En ce qui concerne le moyen relatif à la légalité interne de la décision contestée :
12. Ainsi qu'il a été dit au point 9, la réglementation des compétitions organisées par la Fédération française de football ne comporte pas de dispositions prévoyant les règles à suivre lorsque des circonstances imprévues conduisent à interrompre ces compétitions de façon définitive avant leur terme. Dans de telles circonstances, il appartenait au comité exécutif, soit, s'il estimait que l'équité sportive ne permettait pas d'établir des classements pour les championnats amateurs, compte tenu du nombre de rencontres disputées, de retenir le principe d'une " saison blanche ", soit, dans le cas contraire, de décider qu'ils donneraient lieu à des classements, d'en fixer les modalités et d'en tirer, le cas échéant, les conséquences en termes d'accessions et de relégations. Il n'appartient pas au juge administratif de substituer son appréciation, en une telle matière, à celle des fédérations sportives délégataires, mais, saisi d'un moyen en ce sens, de s'assurer qu'elle n'est pas manifestement erronée.
13. Il ressort des écritures de l'association requérante que celle-ci critique la délibération du 11 mai 2020 en tant qu'elle n'a pas retenu le principe d'une " saison blanche " et a décidé, au contraire, que la saison 2029-2020 du championnat de National 1 donnerait lieu à un classement, assorti de descentes dans la division inférieure. Elle soutient, à cet effet, que le comité exécutif aurait entaché sa décision d'une erreur manifeste d'appréciation au regard de l'équité sportive. Il ne ressort toutefois pas des arguments qu'elle avance, fondés d'une part sur les solutions retenues à l'étranger ou pour d'autres sports, d'autre part sur les classements observés aux trois-quarts de la saison lors de précédentes éditions du championnat de National 1, qu'une telle erreur aurait été commise. Le moyen n'est donc manifestement pas de nature à créer un doute sérieux sur la légalité de la délibération du 11 mai 2020.
Sur la demande de suspension de la décision par laquelle a été fixé le classement final de la saison 2019-2020 du championnat de National 1 :
14. L'association requérante se prévaut de ce que le classement final de la saison 2019-2020 n'aurait pas été arrêté selon une procédure régulière au motif que le site internet de la Fédération comporte seulement la mention " Championnats 2019/2020 : promus et relégués - La Fédération Française de Football a avalisé les promus et les relégués des championnats nationaux pour la saison 2019-2020 ". Elle critique, en conséquence, le classement tel qu'il figure sur ce même site internet. Toutefois, elle n'établit ni même n'allègue que ce classement ne serait pas conforme aux résultats obtenus par les différents clubs et méconnaîtrait les règles fixées par la délibération du 11 mai 2020. Le moyen n'est donc manifestement pas de nature à créer un doute sérieux sur la légalité de la décision par laquelle le classement final de la saison 2019-2020 du championnat de National 1 a été constaté.

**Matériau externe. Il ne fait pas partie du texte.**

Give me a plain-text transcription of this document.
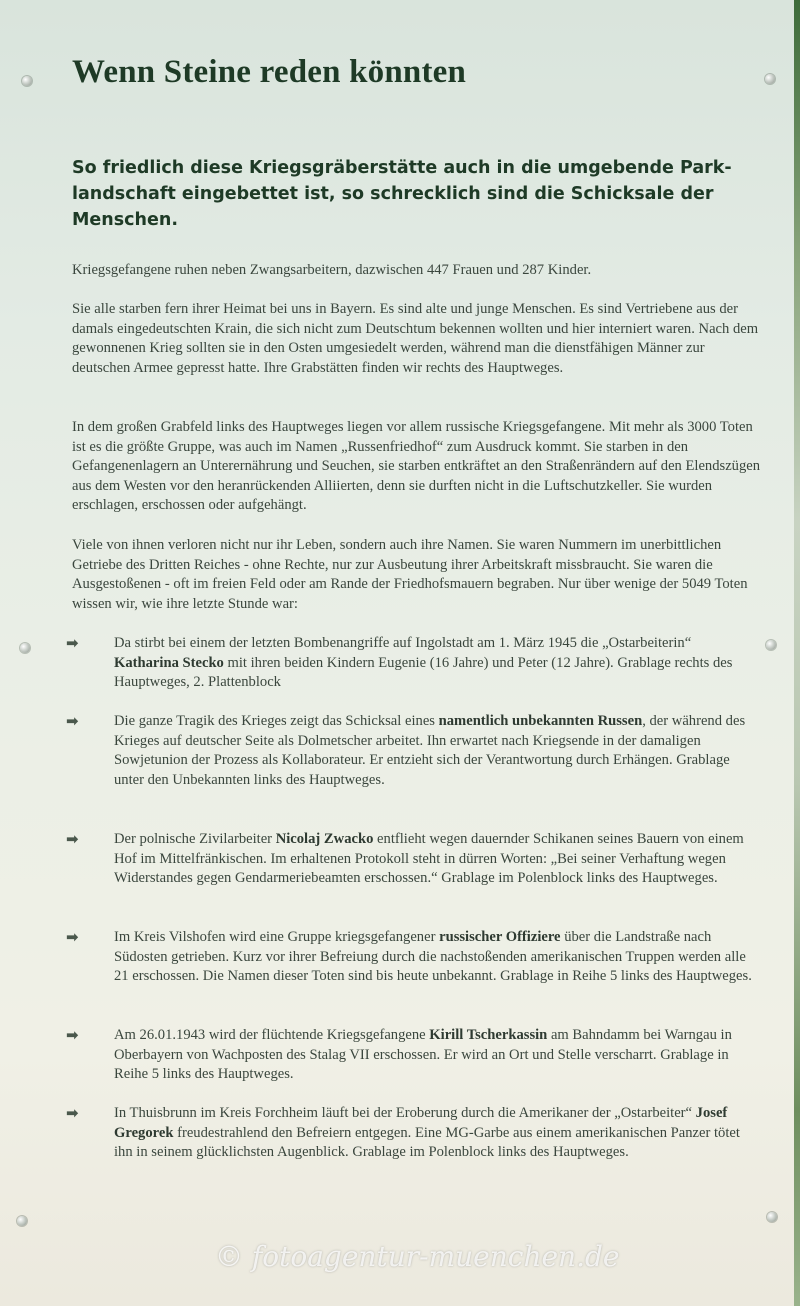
Wenn Steine reden könnten

So friedlich diese Kriegsgräberstätte auch in die umgebende Park-landschaft eingebettet ist, so schrecklich sind die Schicksale der Menschen.

Kriegsgefangene ruhen neben Zwangsarbeitern, dazwischen 447 Frauen und 287 Kinder.

Sie alle starben fern ihrer Heimat bei uns in Bayern. Es sind alte und junge Menschen. Es sind Vertriebene aus der damals eingedeutschten Krain, die sich nicht zum Deutschtum bekennen wollten und hier interniert waren. Nach dem gewonnenen Krieg sollten sie in den Osten umgesiedelt werden, während man die dienstfähigen Männer zur deutschen Armee gepresst hatte. Ihre Grabstätten finden wir rechts des Hauptweges.

In dem großen Grabfeld links des Hauptweges liegen vor allem russische Kriegsgefangene. Mit mehr als 3000 Toten ist es die größte Gruppe, was auch im Namen „Russenfriedhof“ zum Ausdruck kommt. Sie starben in den Gefangenenlagern an Unterernährung und Seuchen, sie starben entkräftet an den Straßenrändern auf den Elendszügen aus dem Westen vor den heranrückenden Alliierten, denn sie durften nicht in die Luftschutzkeller. Sie wurden erschlagen, erschossen oder aufgehängt.

Viele von ihnen verloren nicht nur ihr Leben, sondern auch ihre Namen. Sie waren Nummern im unerbittlichen Getriebe des Dritten Reiches - ohne Rechte, nur zur Ausbeutung ihrer Arbeitskraft missbraucht. Sie waren die Ausgestoßenen - oft im freien Feld oder am Rande der Friedhofsmauern begraben. Nur über wenige der 5049 Toten wissen wir, wie ihre letzte Stunde war:

➡	Da stirbt bei einem der letzten Bombenangriffe auf Ingolstadt am 1. März 1945 die „Ostarbeiterin“ Katharina Stecko mit ihren beiden Kindern Eugenie (16 Jahre) und Peter (12 Jahre). Grablage rechts des Hauptweges, 2. Plattenblock
➡	Die ganze Tragik des Krieges zeigt das Schicksal eines namentlich unbekannten Russen, der während des Krieges auf deutscher Seite als Dolmetscher arbeitet. Ihn erwartet nach Kriegsende in der damaligen Sowjetunion der Prozess als Kollaborateur. Er entzieht sich der Verantwortung durch Erhängen. Grablage unter den Unbekannten links des Hauptweges.
➡	Der polnische Zivilarbeiter Nicolaj Zwacko entflieht wegen dauernder Schikanen seines Bauern von einem Hof im Mittelfränkischen. Im erhaltenen Protokoll steht in dürren Worten: „Bei seiner Verhaftung wegen Widerstandes gegen Gendarmeriebeamten erschossen.“ Grablage im Polenblock links des Hauptweges.
➡	Im Kreis Vilshofen wird eine Gruppe kriegsgefangener russischer Offiziere über die Landstraße nach Südosten getrieben. Kurz vor ihrer Befreiung durch die nachstoßenden amerikanischen Truppen werden alle 21 erschossen. Die Namen dieser Toten sind bis heute unbekannt. Grablage in Reihe 5 links des Hauptweges.
➡	Am 26.01.1943 wird der flüchtende Kriegsgefangene Kirill Tscherkassin am Bahndamm bei Warngau in Oberbayern von Wachposten des Stalag VII erschossen. Er wird an Ort und Stelle verscharrt. Grablage in Reihe 5 links des Hauptweges.
➡	In Thuisbrunn im Kreis Forchheim läuft bei der Eroberung durch die Amerikaner der „Ostarbeiter“ Josef Gregorek freudestrahlend den Befreiern entgegen. Eine MG-Garbe aus einem amerikanischen Panzer tötet ihn in seinem glücklichsten Augenblick. Grablage im Polenblock links des Hauptweges.
© fotoagentur-muenchen.de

15. Il résulte de tout ce qui précède que, manifestement, aucun des moyens de la requête de l'association Le Puy foot 43 Auvergne n'est de nature, en l'état de l'instruction, à créer un doute sérieux quant à la légalité de la délibération du 11 mai 2020 et du classement du championnat de National 1 de la saison 2019-2020. En conséquence, sans qu'il soit besoin de statuer sur l'urgence, la suspension de l'exécution de cette délibération et de ce classement ne peut être ordonnée et la requête, y compris ses conclusions tendant à l'application de l'article
L. 761-1 du code de justice administrative, doit être rejetée selon la procédure prévue par l'article
L. 522-3 du même code.
O R D O N N E :
------------------
Article 1er : La requête de l'association Le Puy foot 43 Auvergne est rejetée.
Article 2 : La présente ordonnance sera notifiée à l'association Le Puy foot 43 Auvergne.